Obama: Voters Face Starkest Contrast Since Johnson-Goldwater
PALM BEACH GARDENS, Fla. -President Obama said today that voters in the 2012 election face the starkest contrast in candidates seen since the 1964 race between Lyndon Johnson and Barry Goldwater.
"This election will probably have the biggest contrast that we've seen maybe since the Johnson-Goldwater election - maybe before that," the president said at an off-camera fundraiser shortly before Rick Santorum announced he was suspending his campaign.
Johnson won the 1964 race by 61 percent of the popular vote, making it the largest Democratic landslide since 1820.
The president's remarks came at the first of three fundraisers in the swing state today.
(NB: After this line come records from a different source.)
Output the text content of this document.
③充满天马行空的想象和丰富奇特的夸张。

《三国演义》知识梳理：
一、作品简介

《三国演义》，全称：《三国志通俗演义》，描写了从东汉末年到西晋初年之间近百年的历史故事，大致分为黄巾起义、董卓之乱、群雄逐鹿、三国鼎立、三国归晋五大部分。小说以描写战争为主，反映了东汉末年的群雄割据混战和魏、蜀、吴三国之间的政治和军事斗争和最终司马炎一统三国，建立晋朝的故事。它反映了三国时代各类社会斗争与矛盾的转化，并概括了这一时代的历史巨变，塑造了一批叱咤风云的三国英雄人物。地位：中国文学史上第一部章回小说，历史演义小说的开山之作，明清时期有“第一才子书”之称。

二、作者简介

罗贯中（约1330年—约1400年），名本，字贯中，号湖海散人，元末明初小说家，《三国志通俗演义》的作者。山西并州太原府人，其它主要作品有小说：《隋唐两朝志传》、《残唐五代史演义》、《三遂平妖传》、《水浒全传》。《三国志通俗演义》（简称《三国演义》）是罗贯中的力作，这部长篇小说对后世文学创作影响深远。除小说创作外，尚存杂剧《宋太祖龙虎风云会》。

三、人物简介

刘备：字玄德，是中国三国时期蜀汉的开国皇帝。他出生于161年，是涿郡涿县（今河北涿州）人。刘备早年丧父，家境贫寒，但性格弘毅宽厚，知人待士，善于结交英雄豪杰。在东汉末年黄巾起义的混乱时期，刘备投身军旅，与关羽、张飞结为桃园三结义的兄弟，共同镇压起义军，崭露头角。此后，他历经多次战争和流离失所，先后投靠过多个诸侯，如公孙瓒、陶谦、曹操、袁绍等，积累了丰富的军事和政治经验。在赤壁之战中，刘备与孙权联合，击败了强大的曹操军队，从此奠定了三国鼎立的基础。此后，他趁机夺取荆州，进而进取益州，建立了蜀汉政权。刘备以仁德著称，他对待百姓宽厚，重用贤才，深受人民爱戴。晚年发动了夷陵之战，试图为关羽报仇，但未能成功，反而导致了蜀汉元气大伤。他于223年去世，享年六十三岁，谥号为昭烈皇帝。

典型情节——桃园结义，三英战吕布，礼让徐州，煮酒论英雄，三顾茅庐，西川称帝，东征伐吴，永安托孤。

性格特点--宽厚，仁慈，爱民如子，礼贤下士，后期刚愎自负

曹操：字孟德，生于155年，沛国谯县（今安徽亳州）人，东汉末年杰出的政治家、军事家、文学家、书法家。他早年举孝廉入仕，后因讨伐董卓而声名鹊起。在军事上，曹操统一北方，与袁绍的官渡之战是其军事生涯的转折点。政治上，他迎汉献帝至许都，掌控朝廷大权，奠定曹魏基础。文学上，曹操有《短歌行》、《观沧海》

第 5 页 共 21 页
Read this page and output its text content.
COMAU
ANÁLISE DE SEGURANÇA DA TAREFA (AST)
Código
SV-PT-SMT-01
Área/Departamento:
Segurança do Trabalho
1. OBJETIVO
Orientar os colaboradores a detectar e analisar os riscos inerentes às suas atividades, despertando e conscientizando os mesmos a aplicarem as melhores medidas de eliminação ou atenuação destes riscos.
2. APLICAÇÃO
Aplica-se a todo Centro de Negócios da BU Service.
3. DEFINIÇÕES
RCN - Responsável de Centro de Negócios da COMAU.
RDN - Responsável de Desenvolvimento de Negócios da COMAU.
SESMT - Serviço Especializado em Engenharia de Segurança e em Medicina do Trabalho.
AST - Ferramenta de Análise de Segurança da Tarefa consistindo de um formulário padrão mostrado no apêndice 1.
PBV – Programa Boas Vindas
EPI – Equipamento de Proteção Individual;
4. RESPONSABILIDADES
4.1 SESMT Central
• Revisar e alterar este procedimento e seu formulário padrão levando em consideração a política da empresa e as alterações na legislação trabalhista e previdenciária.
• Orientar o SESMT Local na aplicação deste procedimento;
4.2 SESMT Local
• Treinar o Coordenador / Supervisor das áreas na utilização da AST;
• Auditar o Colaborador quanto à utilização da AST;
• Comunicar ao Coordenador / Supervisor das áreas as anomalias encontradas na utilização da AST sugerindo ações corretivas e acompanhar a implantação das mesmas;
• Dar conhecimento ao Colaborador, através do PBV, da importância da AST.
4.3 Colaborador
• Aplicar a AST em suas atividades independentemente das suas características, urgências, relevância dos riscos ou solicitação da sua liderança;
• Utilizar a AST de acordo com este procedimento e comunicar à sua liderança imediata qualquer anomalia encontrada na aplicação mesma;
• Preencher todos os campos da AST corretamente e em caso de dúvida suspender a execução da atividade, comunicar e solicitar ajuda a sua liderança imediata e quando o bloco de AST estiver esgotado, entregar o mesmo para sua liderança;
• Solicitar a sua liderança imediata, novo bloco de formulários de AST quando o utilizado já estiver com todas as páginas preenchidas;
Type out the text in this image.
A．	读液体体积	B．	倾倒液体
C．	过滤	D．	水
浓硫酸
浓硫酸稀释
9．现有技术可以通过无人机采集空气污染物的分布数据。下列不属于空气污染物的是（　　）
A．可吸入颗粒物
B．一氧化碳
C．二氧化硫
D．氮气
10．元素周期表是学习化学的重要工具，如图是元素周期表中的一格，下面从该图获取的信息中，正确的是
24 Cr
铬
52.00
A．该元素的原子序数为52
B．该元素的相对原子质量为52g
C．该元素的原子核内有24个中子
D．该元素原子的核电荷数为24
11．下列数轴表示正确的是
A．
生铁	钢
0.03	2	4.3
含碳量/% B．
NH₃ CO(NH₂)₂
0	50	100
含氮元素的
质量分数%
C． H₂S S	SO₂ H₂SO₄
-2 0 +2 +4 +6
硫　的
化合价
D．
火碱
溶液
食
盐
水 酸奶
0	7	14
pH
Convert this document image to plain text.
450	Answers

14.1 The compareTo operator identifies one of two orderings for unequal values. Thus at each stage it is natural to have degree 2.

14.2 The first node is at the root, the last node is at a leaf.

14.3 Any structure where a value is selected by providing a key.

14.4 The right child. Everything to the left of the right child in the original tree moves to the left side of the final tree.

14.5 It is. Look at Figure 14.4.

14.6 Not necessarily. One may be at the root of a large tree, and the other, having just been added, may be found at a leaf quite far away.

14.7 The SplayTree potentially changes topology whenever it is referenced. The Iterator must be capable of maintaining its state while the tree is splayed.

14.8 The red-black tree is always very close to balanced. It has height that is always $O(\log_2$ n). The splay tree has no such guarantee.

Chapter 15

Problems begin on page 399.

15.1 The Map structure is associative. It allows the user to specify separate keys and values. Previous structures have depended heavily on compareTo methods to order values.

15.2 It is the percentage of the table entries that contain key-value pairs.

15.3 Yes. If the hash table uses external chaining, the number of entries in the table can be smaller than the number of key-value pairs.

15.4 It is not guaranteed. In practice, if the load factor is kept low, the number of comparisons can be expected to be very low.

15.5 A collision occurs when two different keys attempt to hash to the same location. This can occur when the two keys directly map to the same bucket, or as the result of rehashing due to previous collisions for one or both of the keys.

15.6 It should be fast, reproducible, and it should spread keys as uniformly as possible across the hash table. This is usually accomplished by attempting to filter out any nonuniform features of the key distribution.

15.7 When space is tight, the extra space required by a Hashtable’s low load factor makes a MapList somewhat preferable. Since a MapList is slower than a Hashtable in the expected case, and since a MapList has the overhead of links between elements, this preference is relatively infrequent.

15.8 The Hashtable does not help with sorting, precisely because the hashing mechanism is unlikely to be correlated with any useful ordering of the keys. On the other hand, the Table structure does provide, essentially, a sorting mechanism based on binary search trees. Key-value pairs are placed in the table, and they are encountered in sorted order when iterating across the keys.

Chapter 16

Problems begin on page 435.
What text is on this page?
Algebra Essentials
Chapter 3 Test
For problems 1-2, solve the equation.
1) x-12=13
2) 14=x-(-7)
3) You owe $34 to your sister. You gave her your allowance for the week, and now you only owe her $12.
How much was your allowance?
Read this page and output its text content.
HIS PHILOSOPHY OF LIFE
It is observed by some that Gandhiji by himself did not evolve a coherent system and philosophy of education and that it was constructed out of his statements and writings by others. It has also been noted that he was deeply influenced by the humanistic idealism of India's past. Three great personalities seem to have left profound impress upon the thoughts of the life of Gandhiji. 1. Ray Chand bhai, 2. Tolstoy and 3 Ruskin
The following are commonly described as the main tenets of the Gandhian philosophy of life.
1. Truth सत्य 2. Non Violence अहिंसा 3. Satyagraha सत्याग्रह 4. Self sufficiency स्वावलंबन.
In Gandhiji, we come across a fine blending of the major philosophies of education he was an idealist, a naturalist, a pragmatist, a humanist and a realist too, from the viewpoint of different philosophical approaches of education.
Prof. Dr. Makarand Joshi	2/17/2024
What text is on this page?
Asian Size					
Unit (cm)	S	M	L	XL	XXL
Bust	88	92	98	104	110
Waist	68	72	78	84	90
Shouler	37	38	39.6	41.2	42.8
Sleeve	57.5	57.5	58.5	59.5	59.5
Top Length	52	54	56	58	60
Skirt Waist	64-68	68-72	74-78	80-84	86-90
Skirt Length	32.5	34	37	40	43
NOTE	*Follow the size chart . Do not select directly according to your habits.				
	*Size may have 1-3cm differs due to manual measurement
Speaking at a luncheon at the home of Hansel Tookes, former president of Raytheon International, Obama pitched his vision for an America where everyone pays their "fair share."
"My vision … the Democratic vision, is one that says that free market is the key to economic growth; that we don't need to build government just for the sake of expanding its reach; but there are certain things we have to do - whether it's investments in education or basic science and research or caring for the most vulnerable among us and creating an effective safety net - that we have to do, because we can't do it on our own," he said.
While Obama did not call out GOP front-runner Mitt Romney by name, he argued that Republicans would gut social programs while offering tax breaks to the wealthiest Americans.
"The Republicans in this race, they've got a fundamentally different idea. Their basic deal is that if they dismantle government investments in infrastructure or clean energy research or education, if they give it all away in tax cuts to folks like me and some of you who don't need them and weren't even asking for them, that that somehow makes America stronger. And I fundamentally disagree," he said.